Tiene poco más de un año y es un encanto. Ya camina, sonríe sin parar y entre
grita y balbucea intentando hablar y comunicarse así con sus mayores. Su rostro
es increíblemente expresivo y es capaz de transmitir multitud de emociones:
alegría, complicidad, deseo, sorpresa, picardía, cariño, tristeza,…
Ese pequeño diablillo
alegra la vida de todos los que estamos a su alrededor. Cuando llega a casa
desaparece cualquier atisbo de malhumor o de tensión, los problemas se
desvanecen y se aplazan hasta que su ausencia nos devuelve de nuevo a la
normalidad. Dicen que el ser humano nace con la alegría de la vida
profundamente implantada en su ser y confiando en los demás de forma natural.
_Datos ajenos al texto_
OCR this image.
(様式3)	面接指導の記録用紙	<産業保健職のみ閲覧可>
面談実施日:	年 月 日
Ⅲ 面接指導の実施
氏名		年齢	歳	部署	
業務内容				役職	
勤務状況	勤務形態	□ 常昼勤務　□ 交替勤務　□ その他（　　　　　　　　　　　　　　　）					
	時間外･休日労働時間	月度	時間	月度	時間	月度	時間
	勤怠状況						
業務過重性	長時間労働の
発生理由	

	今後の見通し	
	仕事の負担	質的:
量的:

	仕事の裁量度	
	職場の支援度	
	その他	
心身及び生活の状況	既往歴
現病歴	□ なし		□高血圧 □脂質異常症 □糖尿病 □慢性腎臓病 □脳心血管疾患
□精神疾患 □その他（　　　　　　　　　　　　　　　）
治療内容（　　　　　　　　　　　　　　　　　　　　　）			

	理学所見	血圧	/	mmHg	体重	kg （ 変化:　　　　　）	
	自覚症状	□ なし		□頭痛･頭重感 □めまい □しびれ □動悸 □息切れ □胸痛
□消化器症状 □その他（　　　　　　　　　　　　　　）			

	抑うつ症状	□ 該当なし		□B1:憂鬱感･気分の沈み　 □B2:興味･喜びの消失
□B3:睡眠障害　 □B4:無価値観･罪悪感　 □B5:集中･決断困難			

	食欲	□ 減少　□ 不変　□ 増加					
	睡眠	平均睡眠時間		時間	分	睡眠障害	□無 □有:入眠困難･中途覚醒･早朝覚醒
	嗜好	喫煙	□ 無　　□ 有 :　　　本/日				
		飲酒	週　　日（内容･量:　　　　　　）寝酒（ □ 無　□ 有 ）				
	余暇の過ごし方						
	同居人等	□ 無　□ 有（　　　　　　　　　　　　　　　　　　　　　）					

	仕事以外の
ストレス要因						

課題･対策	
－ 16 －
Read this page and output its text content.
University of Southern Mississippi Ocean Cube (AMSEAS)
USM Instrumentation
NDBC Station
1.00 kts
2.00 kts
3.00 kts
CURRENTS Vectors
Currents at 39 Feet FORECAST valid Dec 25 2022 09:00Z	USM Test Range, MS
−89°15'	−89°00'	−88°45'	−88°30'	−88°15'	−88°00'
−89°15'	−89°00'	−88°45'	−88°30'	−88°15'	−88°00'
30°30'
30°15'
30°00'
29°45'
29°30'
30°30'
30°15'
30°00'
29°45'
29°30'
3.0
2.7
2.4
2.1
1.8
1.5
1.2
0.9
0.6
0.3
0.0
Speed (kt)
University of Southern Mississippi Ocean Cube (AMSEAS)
Dicen que tan solo el paso de los años nos transforma en los seres adultos que
somos, supuestamente inteligentes, con multitud de normas de etiqueta y de
conducta, habitantes de una sociedad que, por el afán de ser competitiva,
sagrada palabra que envuelve a todo tipo de actividad humana, sea o no
económica, nos vuelve individualistas y desconfiados.
Tan individualistas
y desconfiados que necesitamos de un sinfín de reglas, mecanismos, estructuras
y sanciones para que no nos devoremos los unos a los otros. Mecanismos,
estructuras y sanciones que consiguen lo contrario de lo que se pretendía y que
acaban por alimentar a una sociedad anquilosada, egoísta y temerosa, ya no solo
de sus congéneres sino también de las numerosas normas que se ha dado a si
misma y que son casi imposibles de cumplir en su totalidad tal es la ingente
carga normativa que nos abruma.
“Homo homini
lupus”. El filósofo británico Hobbes, hacía suya esa conocida frase latina en
su “Leviatán”: “el hombre es un lobo para el hombre” y defendía que el egoísmo
es un elemento básico definidor del comportamiento humano que provoca que el
hombre se dote de una serie de convenciones sociales para suavizar y corregir
tal comportamiento facilitando de esa forma la convivencia.
Pero Blanca no
conoce a Hobbes ni sabe que el hombre es un lobo para el hombre y sonríe
confiada y alegre a todo aquél que se le ponga por delante. Es tal su inocencia
que sería capaz de ponerse a jugar con el peor de los mortales quien, a su vez,
probablemente fuera también muchos años ha un bebé inocente y un niño alegre y
confiado.
Hay que cuidar de
Blanca, y hay que educarla, aunque hacerlo a veces signifique acelerar sus
pasos hacia la desconfianza para con el género humano. Pero hay algo que
todavía inspira mi esperanza. Tal vez algo pueda cambiar en el futuro. Tal vez
no sea imprescindible educar en una cierta desconfianza o como mínimo en una
cultura de la prevención para sobrevivir. Blanca es una perfecta muestra de
nuestra recién estrenada sociedad digital. Se desenvuelve con la soltura torpe de
una niña de un año con todo tipo de trastos con pantalla táctil y sus deditos
se afanan en pasar de una imagen a otra deslizándose nerviosos sobre el cristal
en la esperanza de ver como nuevas imágenes van apareciendo y regalando sus
sentidos.
Tal vez, solo tal
vez, los deditos de Blanca y de todos los bebés que forman su recién llegada
generación, acostumbrados desde pequeños a pasar con facilidad digital imágenes
y páginas, sean capaces de pasar la perenne página del egoísmo humano, de la
falta de confianza en nuestros congéneres y de su consecuencia, las sociedades
excesivamente reglamentadas y ajenas a la búsqueda de la felicidad. Tal vez,
solo tal vez, esos bebés de hoy conserven a lo largo de su crecimiento esa
inocencia inteligente que haga posible el cambio profundo en las relaciones
humanas.
Tal vez, solo tal
vez. Yo siento que ya no puedo. Es tarde, estoy demasiado contaminado. Lo sigo
intentando pero no se muy bien en quien confiar. Tal vez no confíe ni en mí
mismo. Pero tú Blanca, tal vez estés a tiempo. Pasad página con vuestros
deditos. Conseguid un mundo mejor. Nosotros no supimos. Si lo intentáis, tal
vez, solo tal vez, el hombre deje de ser un lobo para el hombre.
Suerte.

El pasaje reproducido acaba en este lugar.